Chapter IX Documentation
Article 52 Manufacturers should have standard operational regulations for production management and quality control.
Article 53 There should be detailed records kept of the entire production process for each kind of traditional Chinese medicinal material, with photographs or pictures when necessary. The records should include:
1. The origin of seeds, fungal spores and propagation material;
2. Production techniques and processes:
(1) The planting time, quantity and area of medicinal herbs; the growth of seedlings, transplantation, the kind of fertilizer used, and the time, amount and method of its use; the type of pesticide used - including insecticides, fungicides and herbicides - and the amount, time and method of its use.
(2) In the case of animals intended for medicinal purposes, daily records of animal husbandry, turnover plans, records of selection and breeding, records of births and the production of eggs, records of diseased cases, death reports, death registration forms, statistical forms for disease control and vaccination, feed preparation forms, feed consumption records, pedigree registration forms, offspring identification forms, etc.;
(3) The time of collection, collected amount, fresh weight, processing, drying, reduced weight after drying, transportation, and storage of medicinal parts;
(4) Meteorological data and micro-climatic records;
(5) Evaluation of the quality of the medicinal material: records of the properties and inspection results of the medicinal material.
Article 54 All original records, production plans and records of their implementation, contracts and written agreements should be put on file and kept for at least 5 years. Files and archives should be maintained by designated persons.
Chapter X Supplementary Articles
Article 55 Glossary:
(1) Traditional Chinese medicinal material refers to raw medicinal material produced by primary processing at the place of origin after collecting the medicinal parts of plants and animals intended for medicinal purposes.

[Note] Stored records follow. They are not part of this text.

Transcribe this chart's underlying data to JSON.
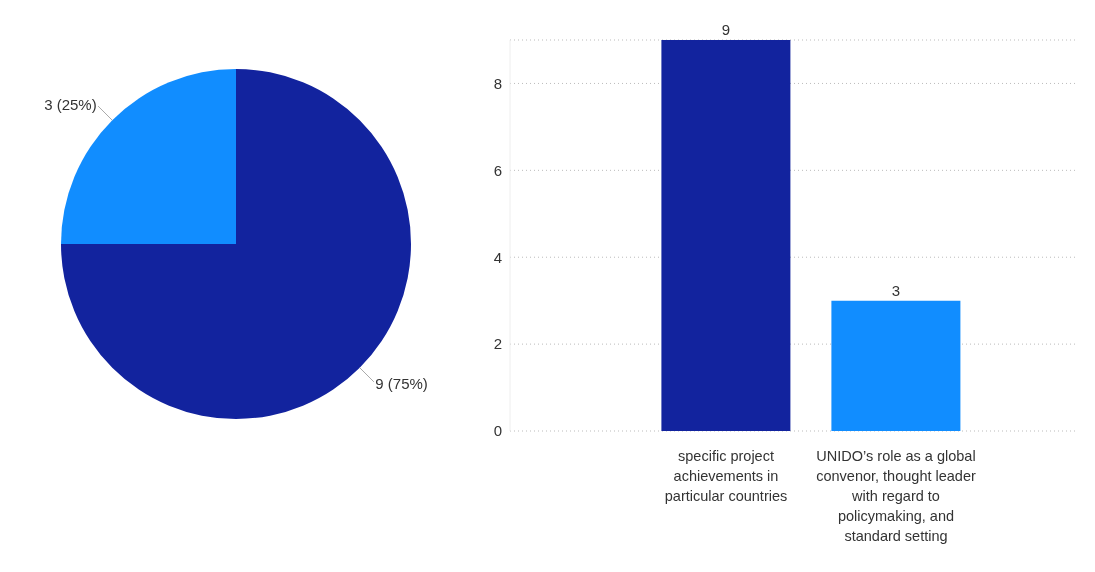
{
  "chart_data": [
    {
      "type": "pie",
      "categories": [
        null,
        null
      ],
      "values": [
        9,
        3
      ],
      "colors": [
        "#12239e",
        "#118dff"
      ],
      "value_labels": [
        "9 (75%)",
        "3 (25%)"
      ]
    },
    {
      "type": "bar",
      "categories": [
        "specific project achievements in particular countries",
        "UNIDO’s role as a global convenor, thought leader with regard to policymaking, and standard setting"
      ],
      "values": [
        9,
        3
      ],
      "colors": [
        "#12239e",
        "#118dff"
      ],
      "ylim": [
        0,
        9
      ],
      "yticks": [
        0,
        2,
        4,
        6,
        8
      ],
      "grid": "y",
      "data_labels": true
    }
  ]
}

(2) Manufacturers of traditional Chinese medicinal material refer to enterprises of a certain scale which follow certain procedures in the production process, such as the cultivation of medicinal herbs or animal husbandry, primary processing, packaging and storage of medicinal material.

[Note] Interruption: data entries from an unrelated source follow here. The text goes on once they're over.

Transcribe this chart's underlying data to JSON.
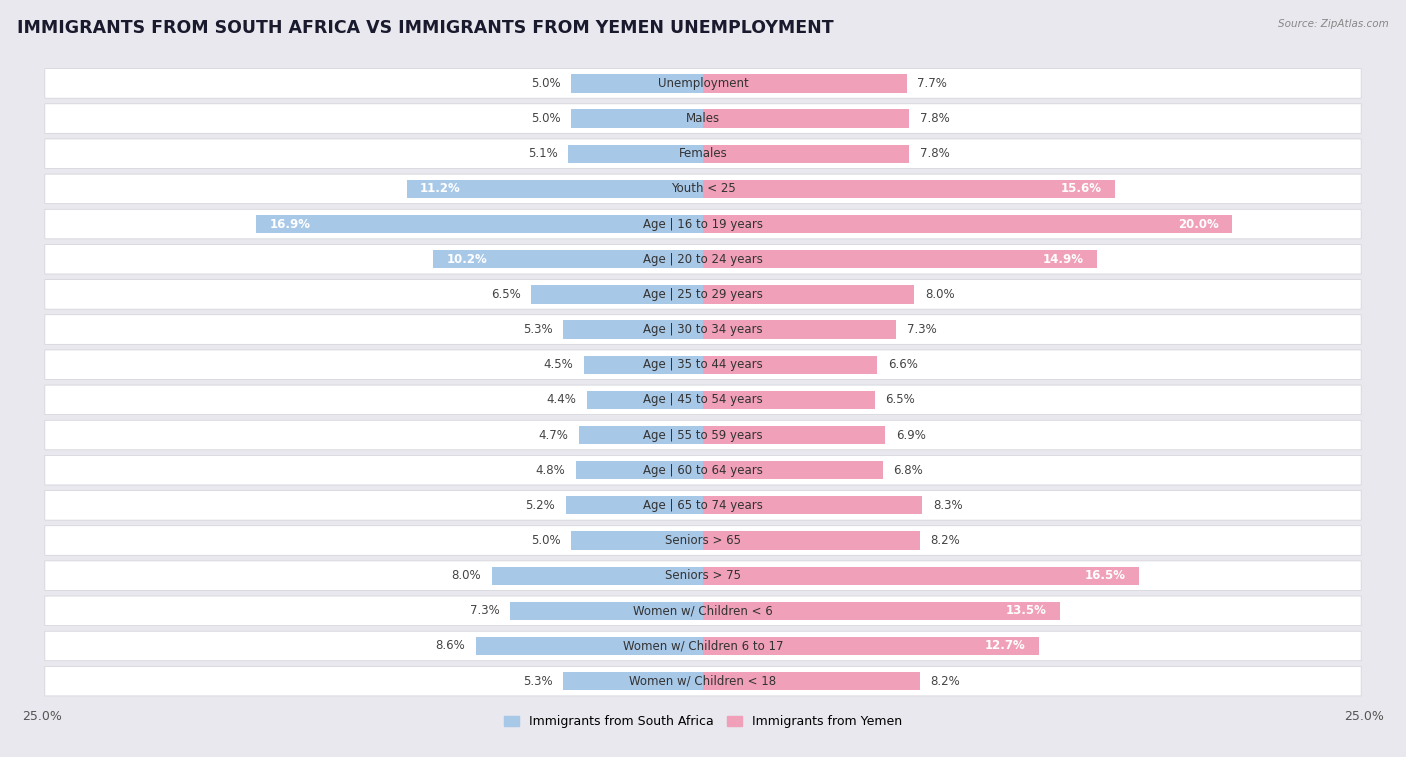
{
  "title": "IMMIGRANTS FROM SOUTH AFRICA VS IMMIGRANTS FROM YEMEN UNEMPLOYMENT",
  "source": "Source: ZipAtlas.com",
  "categories": [
    "Unemployment",
    "Males",
    "Females",
    "Youth < 25",
    "Age | 16 to 19 years",
    "Age | 20 to 24 years",
    "Age | 25 to 29 years",
    "Age | 30 to 34 years",
    "Age | 35 to 44 years",
    "Age | 45 to 54 years",
    "Age | 55 to 59 years",
    "Age | 60 to 64 years",
    "Age | 65 to 74 years",
    "Seniors > 65",
    "Seniors > 75",
    "Women w/ Children < 6",
    "Women w/ Children 6 to 17",
    "Women w/ Children < 18"
  ],
  "south_africa": [
    5.0,
    5.0,
    5.1,
    11.2,
    16.9,
    10.2,
    6.5,
    5.3,
    4.5,
    4.4,
    4.7,
    4.8,
    5.2,
    5.0,
    8.0,
    7.3,
    8.6,
    5.3
  ],
  "yemen": [
    7.7,
    7.8,
    7.8,
    15.6,
    20.0,
    14.9,
    8.0,
    7.3,
    6.6,
    6.5,
    6.9,
    6.8,
    8.3,
    8.2,
    16.5,
    13.5,
    12.7,
    8.2
  ],
  "south_africa_color": "#a8c8e8",
  "yemen_color": "#f0a0b8",
  "south_africa_label": "Immigrants from South Africa",
  "yemen_label": "Immigrants from Yemen",
  "xlim": 25.0,
  "page_bg": "#e8e8ee",
  "row_bg": "#ffffff",
  "row_border": "#d0d0d8",
  "title_fontsize": 12.5,
  "label_fontsize": 8.5,
  "value_fontsize": 8.5,
  "tick_fontsize": 9
}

(3) Maximizing sustainable output refers to the maximum output of sustainable production (collection) with no harm caused to the ecological environment.

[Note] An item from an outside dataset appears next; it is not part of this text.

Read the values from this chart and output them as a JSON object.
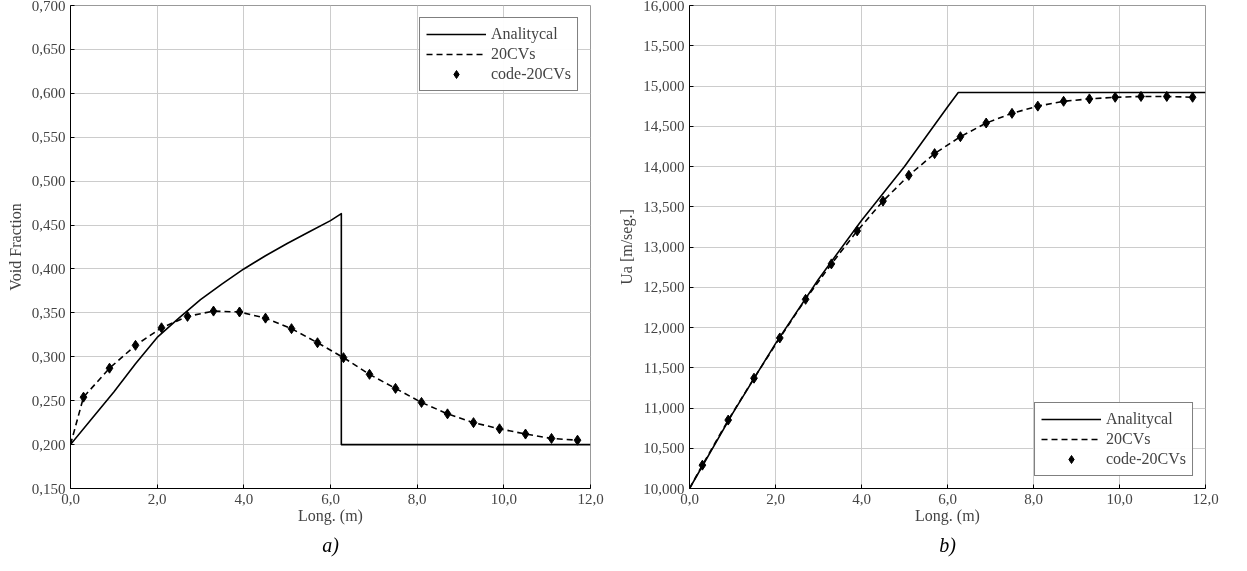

(4) Genuine medicinal material refers to traditional Chinese medicinal material with specific properties, originating from specific locations or produced through specific production techniques and processing methods.
(5) Seeds, fungal spores and propagation material refer to parts, tissues and cells of plants as well as hyphae and fungal seeds which can be used for propagation; and breeding stock, young animals and eggs.
(6) Comprehensive prevention and control of diseases and insect pests refers to keeping the harm caused by diseases and insect pests below the economic threshold by appropriately implementing biological, agricultural and chemical methods as well as other effective ecological measures that are safe, efficient, affordable, easy to use, and suitable for local conditions with an overall view of biological and environmental circumstances and based on the principle of giving priority to prevention, so as to achieve the aim of improving economic efficiency and increasing ecological benefits.
(7) Semi-wild animals and plants intended for medicinal purposes refer to wild animals and plants intended for medicinal purposes or those which have reverted to wild life, but which have been subject to appropriate human care and management, such as intertilling, weeding, fertilization or feeding.
Article 56 The power of interpreting this present document lies with the State Administration of Pharmaceutical Supervision.
Article 57 The provisions of this document shall come into force on 1 June 2002.